The real economic mistakes of pre-crisis period
The real mistakes of the pre-global recession period were not government spending or government borrowing (which were both pretty good by post-war standards). The missed opportunities were:
- Failure to regulate the financial system. The 1980s saw a period of financial deregulation, building societies became profit oriented banks willing to take extravagant risks (e.g. Northern Rock, Bradford & Bingley) In the US mortgage companies behaved with complete irresponsibility. The lax controls on mortgages and bank ratios was a great mistake.
- Failure to build up a bank bailout fund. In the boom years, it would have been a good policy to make banks pay into a fund for their potential future bailout should the market turn. This would have curtailed some of the bank’s risky expansion and meant that there was a government fund to use to bail out banks – rather than just relying on general taxpayers money.
- Housing market. The boom and bust in the US and European housing markets was a significant issue.
- The Euro. The Euro is a deeply flawed economic policy, which has a very strong deflationary bias. The pre-crisis period saw massive imbalances in the Eurozone area with countries in the south running current account deficits running into 10-12% of GDP. Without currency fluctuations, without a lender of last resort – in retrospect, this was a disaster waiting to happen.
- Greek debt. The one country with a real debt problem was actually Greece. Other European countries, such as Ireland, Spain and Portugal had very low levels of government borrowing at the start of the crisis but were forced into a debt crisis through the mechanism of the Euro.
Was anyone calling for regulation of banks / mortgages / housing market?
To be fair to Labour, they were not alone in ignoring the shadowy world of financial markets – just about everyone, including the majority of economists, didn’t realise what a hidden problem the financial markets were.

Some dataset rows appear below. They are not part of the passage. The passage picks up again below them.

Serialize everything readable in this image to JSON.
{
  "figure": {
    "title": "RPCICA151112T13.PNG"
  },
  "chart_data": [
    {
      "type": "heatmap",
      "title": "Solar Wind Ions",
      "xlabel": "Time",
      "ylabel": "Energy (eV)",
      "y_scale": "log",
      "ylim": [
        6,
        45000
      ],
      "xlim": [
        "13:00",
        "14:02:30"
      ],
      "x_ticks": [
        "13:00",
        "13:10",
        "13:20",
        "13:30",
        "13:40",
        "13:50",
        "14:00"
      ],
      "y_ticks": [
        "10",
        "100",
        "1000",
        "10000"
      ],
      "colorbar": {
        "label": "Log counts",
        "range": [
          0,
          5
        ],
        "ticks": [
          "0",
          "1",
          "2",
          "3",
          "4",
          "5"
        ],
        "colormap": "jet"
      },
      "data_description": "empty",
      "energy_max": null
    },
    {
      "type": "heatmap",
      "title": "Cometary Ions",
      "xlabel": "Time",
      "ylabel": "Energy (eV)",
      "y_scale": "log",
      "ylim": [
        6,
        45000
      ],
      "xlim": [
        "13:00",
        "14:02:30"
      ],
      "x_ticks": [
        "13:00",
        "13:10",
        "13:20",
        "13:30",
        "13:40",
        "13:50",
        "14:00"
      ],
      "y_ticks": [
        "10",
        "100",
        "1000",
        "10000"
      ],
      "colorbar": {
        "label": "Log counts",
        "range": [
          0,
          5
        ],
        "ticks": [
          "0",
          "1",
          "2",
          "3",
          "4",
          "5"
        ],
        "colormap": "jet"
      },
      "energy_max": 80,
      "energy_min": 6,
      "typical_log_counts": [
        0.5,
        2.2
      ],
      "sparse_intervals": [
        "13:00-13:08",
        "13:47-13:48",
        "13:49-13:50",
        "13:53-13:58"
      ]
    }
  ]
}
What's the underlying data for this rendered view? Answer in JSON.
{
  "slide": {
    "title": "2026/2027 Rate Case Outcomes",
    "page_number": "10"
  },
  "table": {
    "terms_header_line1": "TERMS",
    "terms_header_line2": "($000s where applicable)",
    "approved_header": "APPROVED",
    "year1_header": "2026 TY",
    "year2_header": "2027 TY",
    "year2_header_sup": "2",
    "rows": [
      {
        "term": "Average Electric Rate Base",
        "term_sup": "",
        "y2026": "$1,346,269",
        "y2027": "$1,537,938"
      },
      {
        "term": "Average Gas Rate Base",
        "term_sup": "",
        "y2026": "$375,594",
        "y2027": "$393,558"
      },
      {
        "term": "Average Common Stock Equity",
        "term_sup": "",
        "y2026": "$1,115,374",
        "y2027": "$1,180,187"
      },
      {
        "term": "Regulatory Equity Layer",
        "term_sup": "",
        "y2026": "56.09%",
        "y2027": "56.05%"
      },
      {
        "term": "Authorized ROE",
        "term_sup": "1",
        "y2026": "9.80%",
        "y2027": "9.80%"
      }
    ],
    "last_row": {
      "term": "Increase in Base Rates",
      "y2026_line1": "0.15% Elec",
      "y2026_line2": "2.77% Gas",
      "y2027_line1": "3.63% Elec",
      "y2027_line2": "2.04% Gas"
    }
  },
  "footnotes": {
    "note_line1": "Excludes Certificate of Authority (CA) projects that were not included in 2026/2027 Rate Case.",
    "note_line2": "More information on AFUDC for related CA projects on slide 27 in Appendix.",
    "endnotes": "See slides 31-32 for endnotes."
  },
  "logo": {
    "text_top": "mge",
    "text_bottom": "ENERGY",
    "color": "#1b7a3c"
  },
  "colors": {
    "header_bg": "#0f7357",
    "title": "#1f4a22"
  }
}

For example, I don’t think even the most ardent Conservative supporter would claim that the Conservatives would have taken on the banks and prevented the financial crisis.
On a personal note, I’ve found it quite difficult how it has become accepted the conventional wisdom that somehow Labour economic mismanagement was responsible for the great recession. It is a bit worrying how the banks have got off very lightly with the blame rather disingenuously put onto this vague idea of Labour economic mismanagement.